Philips Recalled Breathing Machines in 2021. Chemicals of “Concern” Found in Replacement Machines Raised New Alarm
Richard Callender, who underwent a double lung transplant and a kidney transplant, waited months for a replacement machine. Credit: Benjamin B. Braun/Pittsburgh Post-Gazette
Amid a massive recall in 2021, the medical device maker Philips raced to overcome troubling questions about its replacement machines as customers waited for help.
On the morning of June 14, 2021, Dr. Radhika Breaden hurried to a computer in her hushed sleep disorders clinic and tried not to panic.
The 52-year-old physician treated patients with heart conditions, cancer and neurological diseases. She cared for veterans with compromised lungs and a woman with Down syndrome. In more than a dozen years of helping people breathe through the night, she had never confronted an emergency that jeopardized nearly all of her patients at once.

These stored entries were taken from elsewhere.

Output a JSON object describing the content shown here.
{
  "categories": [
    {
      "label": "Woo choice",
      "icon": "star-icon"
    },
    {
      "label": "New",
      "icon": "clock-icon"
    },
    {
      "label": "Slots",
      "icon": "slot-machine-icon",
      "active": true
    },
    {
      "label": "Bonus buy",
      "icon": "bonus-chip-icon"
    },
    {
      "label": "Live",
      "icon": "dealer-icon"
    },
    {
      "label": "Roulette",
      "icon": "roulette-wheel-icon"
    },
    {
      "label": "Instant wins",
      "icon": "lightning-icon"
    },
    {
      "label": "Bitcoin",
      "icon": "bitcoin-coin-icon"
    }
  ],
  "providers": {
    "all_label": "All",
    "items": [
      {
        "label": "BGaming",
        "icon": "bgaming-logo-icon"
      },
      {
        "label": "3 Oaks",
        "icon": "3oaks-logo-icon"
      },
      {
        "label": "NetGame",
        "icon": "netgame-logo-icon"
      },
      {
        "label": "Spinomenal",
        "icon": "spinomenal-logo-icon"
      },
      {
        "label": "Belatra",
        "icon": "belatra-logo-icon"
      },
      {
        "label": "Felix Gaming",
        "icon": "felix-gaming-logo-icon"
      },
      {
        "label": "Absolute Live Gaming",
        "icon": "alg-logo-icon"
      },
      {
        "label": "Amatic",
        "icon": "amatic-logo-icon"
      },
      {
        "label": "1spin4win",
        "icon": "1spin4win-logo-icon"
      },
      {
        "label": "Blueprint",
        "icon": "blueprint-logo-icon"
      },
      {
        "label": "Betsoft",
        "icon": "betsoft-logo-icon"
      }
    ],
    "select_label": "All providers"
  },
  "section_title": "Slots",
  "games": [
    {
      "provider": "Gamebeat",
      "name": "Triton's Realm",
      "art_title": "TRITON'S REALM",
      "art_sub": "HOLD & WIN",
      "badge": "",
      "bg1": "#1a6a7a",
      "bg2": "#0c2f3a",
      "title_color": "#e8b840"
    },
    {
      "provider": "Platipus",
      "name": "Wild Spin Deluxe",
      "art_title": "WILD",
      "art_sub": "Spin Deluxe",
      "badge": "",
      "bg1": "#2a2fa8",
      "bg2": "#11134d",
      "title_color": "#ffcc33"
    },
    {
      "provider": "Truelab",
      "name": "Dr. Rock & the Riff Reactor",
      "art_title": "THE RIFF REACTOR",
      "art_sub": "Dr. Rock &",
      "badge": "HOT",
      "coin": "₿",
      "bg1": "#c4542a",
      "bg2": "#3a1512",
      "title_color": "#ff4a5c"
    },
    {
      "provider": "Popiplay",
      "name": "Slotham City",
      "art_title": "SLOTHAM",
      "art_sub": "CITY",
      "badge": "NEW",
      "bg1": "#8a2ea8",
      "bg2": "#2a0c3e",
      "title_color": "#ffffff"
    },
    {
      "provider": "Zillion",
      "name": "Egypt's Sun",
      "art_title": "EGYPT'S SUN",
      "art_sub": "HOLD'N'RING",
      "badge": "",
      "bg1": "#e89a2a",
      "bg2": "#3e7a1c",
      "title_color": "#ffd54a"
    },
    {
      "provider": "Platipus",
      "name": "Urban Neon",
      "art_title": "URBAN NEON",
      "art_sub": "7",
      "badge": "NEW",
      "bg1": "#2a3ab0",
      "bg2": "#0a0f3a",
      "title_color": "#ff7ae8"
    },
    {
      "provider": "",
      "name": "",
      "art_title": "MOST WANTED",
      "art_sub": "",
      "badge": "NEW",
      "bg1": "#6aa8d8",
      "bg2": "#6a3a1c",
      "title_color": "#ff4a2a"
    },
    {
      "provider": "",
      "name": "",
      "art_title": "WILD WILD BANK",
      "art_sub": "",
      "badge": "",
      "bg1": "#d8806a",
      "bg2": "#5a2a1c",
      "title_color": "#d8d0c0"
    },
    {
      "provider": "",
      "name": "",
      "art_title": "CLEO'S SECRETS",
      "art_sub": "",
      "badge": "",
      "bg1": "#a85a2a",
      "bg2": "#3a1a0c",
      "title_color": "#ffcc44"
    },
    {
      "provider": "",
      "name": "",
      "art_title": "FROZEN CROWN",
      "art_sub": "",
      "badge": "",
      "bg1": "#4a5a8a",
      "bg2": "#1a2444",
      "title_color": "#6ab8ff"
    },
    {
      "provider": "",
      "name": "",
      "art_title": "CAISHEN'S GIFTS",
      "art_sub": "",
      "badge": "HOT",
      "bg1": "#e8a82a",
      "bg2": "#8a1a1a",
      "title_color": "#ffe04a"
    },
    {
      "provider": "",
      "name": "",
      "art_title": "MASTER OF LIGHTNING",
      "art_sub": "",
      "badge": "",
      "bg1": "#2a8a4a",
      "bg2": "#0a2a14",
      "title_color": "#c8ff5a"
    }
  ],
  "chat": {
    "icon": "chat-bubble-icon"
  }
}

Global device maker Philips Respironics was pulling its popular sleep apnea machines and ventilators off the shelves after discovering that an industrial foam built into the devices to reduce noise could release toxic particles and fumes into the masks worn by patients.
Breaden scoured the internet for details, certain that Philips had a plan to quickly ship new, safe machines to the thousands of people under her care at the Portland, Oregon, clinic. “It’s a multibillion-dollar, multinational company,” she recalled telling her staff.
But as Philips publicly pledged to send out replacements, supervisors inside the company’s headquarters near Pittsburgh were quietly racing to manage a new crisis that threatened the massive recall and posed risks to patients all over again.